Yong Siew Toh Conservatory Orchestra
WANG YA-HUI, Conductor
Conservatory Concert Hall
Saturday (15 November 2008)
This review was published in The Straits Times on 17 November 2008.
Following Singapore's only conservatory orchestra has always been a pleasure, especially with the knowledge that it serves as a nursery for professional outfits, such as the Singapore Symphony and Singapore Festival Orchestras. The wealth of talent and potential is enormous, and every concert is a reminder of that fact.
Rossini's popular William Tell Overture gave its players many opportunities to shine, opening with a cello quintet led by Elizabeth Tan, whose gorgeous tone set a perfect tenor for the evening. The central pastoral episode showcased more lovely solos - from the flute and cor anglais - before the final swashbuckling gallop that never fails to set pulses racing.
The orchestra then played able partner to pianist Albert Tiu (left) in Rachmaninov's Paganini Rhapsody. As proved on previous occasions, the Philippines-born Tiu is a virtuoso par excellence, one melding steel and satin with equal alacrity. Steel, because he packed the necessary power and punch to transcend the voluminous orchestra in much of this fearsome score, and satin in the sensitive manner he handled the famous 18th Variation, which was played as an encore as well. His second encore, the subtly taxing Earl Wild transcription of Rachmaninov's Vocalise also displayed this seamless long-breathed beauty.

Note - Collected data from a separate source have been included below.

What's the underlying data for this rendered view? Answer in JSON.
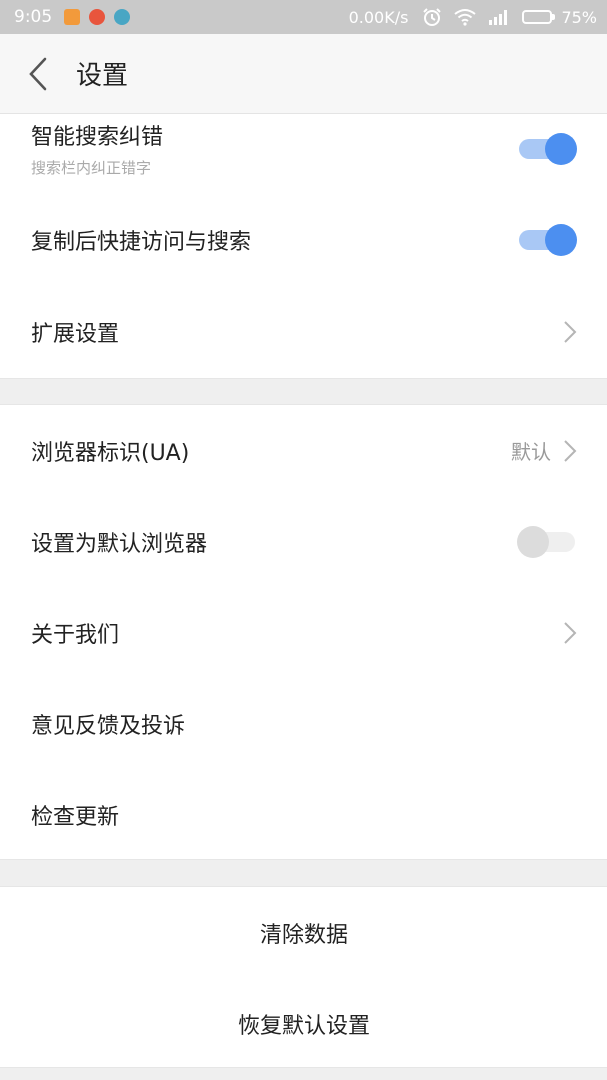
{
  "status_bar": {
    "time": "9:05",
    "network_speed": "0.00K/s",
    "battery": "75%",
    "battery_level": 0.75,
    "notification_icons": [
      "app-notification-icon",
      "weibo-icon",
      "app-notification-icon"
    ],
    "icons": [
      "alarm-icon",
      "wifi-icon",
      "signal-icon",
      "battery-icon"
    ]
  },
  "header": {
    "title": "设置",
    "back_icon": "back-chevron-icon"
  },
  "section1": {
    "smart_correction": {
      "label": "智能搜索纠错",
      "sublabel": "搜索栏内纠正错字",
      "enabled": true
    },
    "copy_quick_access": {
      "label": "复制后快捷访问与搜索",
      "enabled": true
    },
    "extension_settings": {
      "label": "扩展设置"
    }
  },
  "section2": {
    "user_agent": {
      "label": "浏览器标识(UA)",
      "value": "默认"
    },
    "default_browser": {
      "label": "设置为默认浏览器",
      "enabled": false
    },
    "about_us": {
      "label": "关于我们"
    },
    "feedback": {
      "label": "意见反馈及投诉"
    },
    "check_update": {
      "label": "检查更新"
    }
  },
  "section3": {
    "clear_data": "清除数据",
    "restore_defaults": "恢复默认设置"
  },
  "colors": {
    "accent": "#4c8ff0",
    "accent_track": "#a9c8f5",
    "status_bar": "#c9c9c9",
    "background": "#efefef"
  }
}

A much smaller orchestra reappeared in the second half for Schubert's graceful little Fifth Symphony. Despite a sour woodwind entry on the outset, the performance was on a whole one of tautness, energy and unity of spirit. The well-disciplined ensemble was marshaled on tight but not suffocating leash by Wang Ya-Hui (left), who conducted without a baton. There were moments for the strings to soar, and they did so without reservation.

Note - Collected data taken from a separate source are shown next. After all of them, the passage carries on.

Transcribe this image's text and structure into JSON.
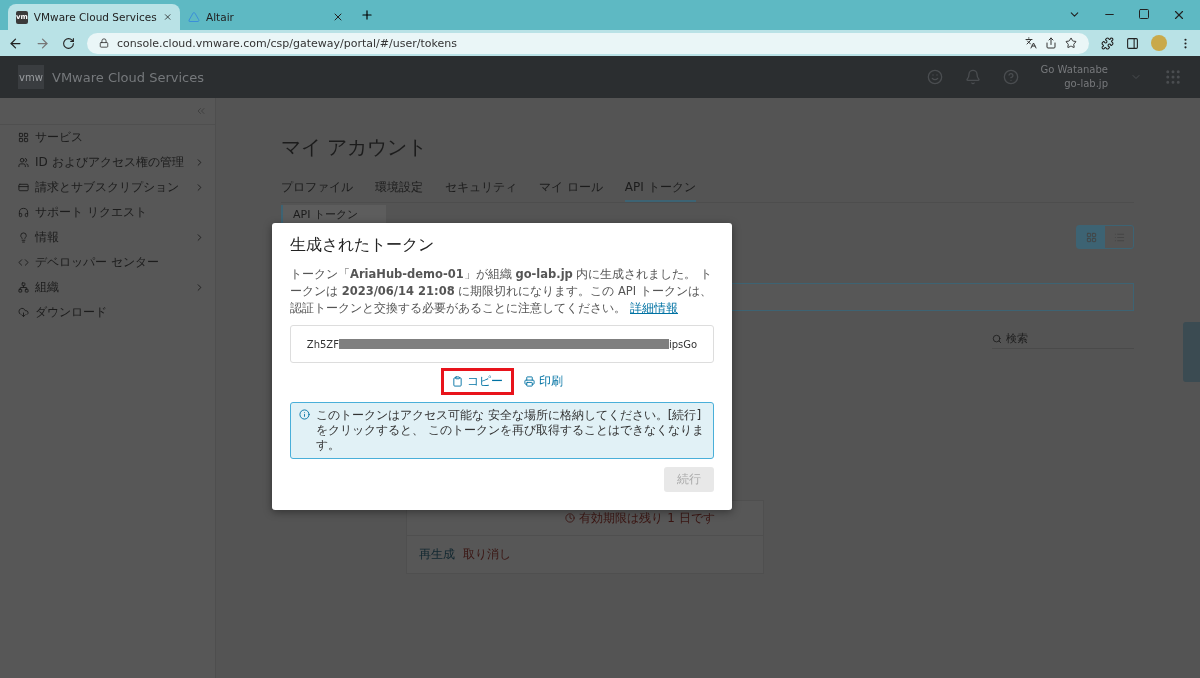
{
  "browser": {
    "tabs": [
      {
        "favicon": "vm",
        "title": "VMware Cloud Services",
        "selected": true
      },
      {
        "title": "Altair",
        "selected": false
      }
    ],
    "url": "console.cloud.vmware.com/csp/gateway/portal/#/user/tokens"
  },
  "header": {
    "logo": "vmw",
    "title": "VMware Cloud Services",
    "user_name": "Go Watanabe",
    "org": "go-lab.jp"
  },
  "sidebar": {
    "items": [
      {
        "label": "サービス",
        "expandable": false
      },
      {
        "label": "ID およびアクセス権の管理",
        "expandable": true
      },
      {
        "label": "請求とサブスクリプション",
        "expandable": true
      },
      {
        "label": "サポート リクエスト",
        "expandable": false
      },
      {
        "label": "情報",
        "expandable": true
      },
      {
        "label": "デベロッパー センター",
        "expandable": false
      },
      {
        "label": "組織",
        "expandable": true
      },
      {
        "label": "ダウンロード",
        "expandable": false
      }
    ]
  },
  "page": {
    "title": "マイ アカウント",
    "tabs": [
      {
        "label": "プロファイル",
        "selected": false
      },
      {
        "label": "環境設定",
        "selected": false
      },
      {
        "label": "セキュリティ",
        "selected": false
      },
      {
        "label": "マイ ロール",
        "selected": false
      },
      {
        "label": "API トークン",
        "selected": true
      }
    ],
    "subnav": [
      {
        "label": "API トークン",
        "selected": true
      }
    ],
    "view_toggle": [
      {
        "kind": "grid",
        "selected": true
      },
      {
        "kind": "list",
        "selected": false
      }
    ],
    "search": {
      "placeholder": "検索"
    },
    "token_card": {
      "expiry": "有効期限は残り 1 日です",
      "actions": [
        "再生成",
        "取り消し"
      ]
    }
  },
  "dialog": {
    "title": "生成されたトークン",
    "message": "トークン「**AriaHub-demo-01**」が組織 **go-lab.jp** 内に生成されました。 トークンは **2023/06/14 21:08** に期限切れになります。この API トークンは、認証トークンと交換する必要があることに注意してください。",
    "link": "詳細情報",
    "token_start": "Zh5ZF",
    "token_end": "ipsGo",
    "copy": {
      "label": "コピー",
      "highlighted": true
    },
    "print": {
      "label": "印刷"
    },
    "alert": "このトークンはアクセス可能な 安全な場所に格納してください。[続行] をクリックすると、 このトークンを再び取得することはできなくなります。",
    "continue": {
      "label": "続行",
      "disabled": true
    }
  }
}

The slow movement was distinguished with warmth and breadth of feeling, which contrasted well with the earthy rumbles of the ensuing Minuet and quicksilver finale. There was always a kick in the step in the playing, and an enthusiasm always associated with young musicians. That final bit of polish and finesse will surely come; it is only a matter of time.
As a further show of single-mindedness, the strings sailed through Johann Strauss the Younger's Tritsch Tratsch Polka, this time without conductor. Look ma, no hands!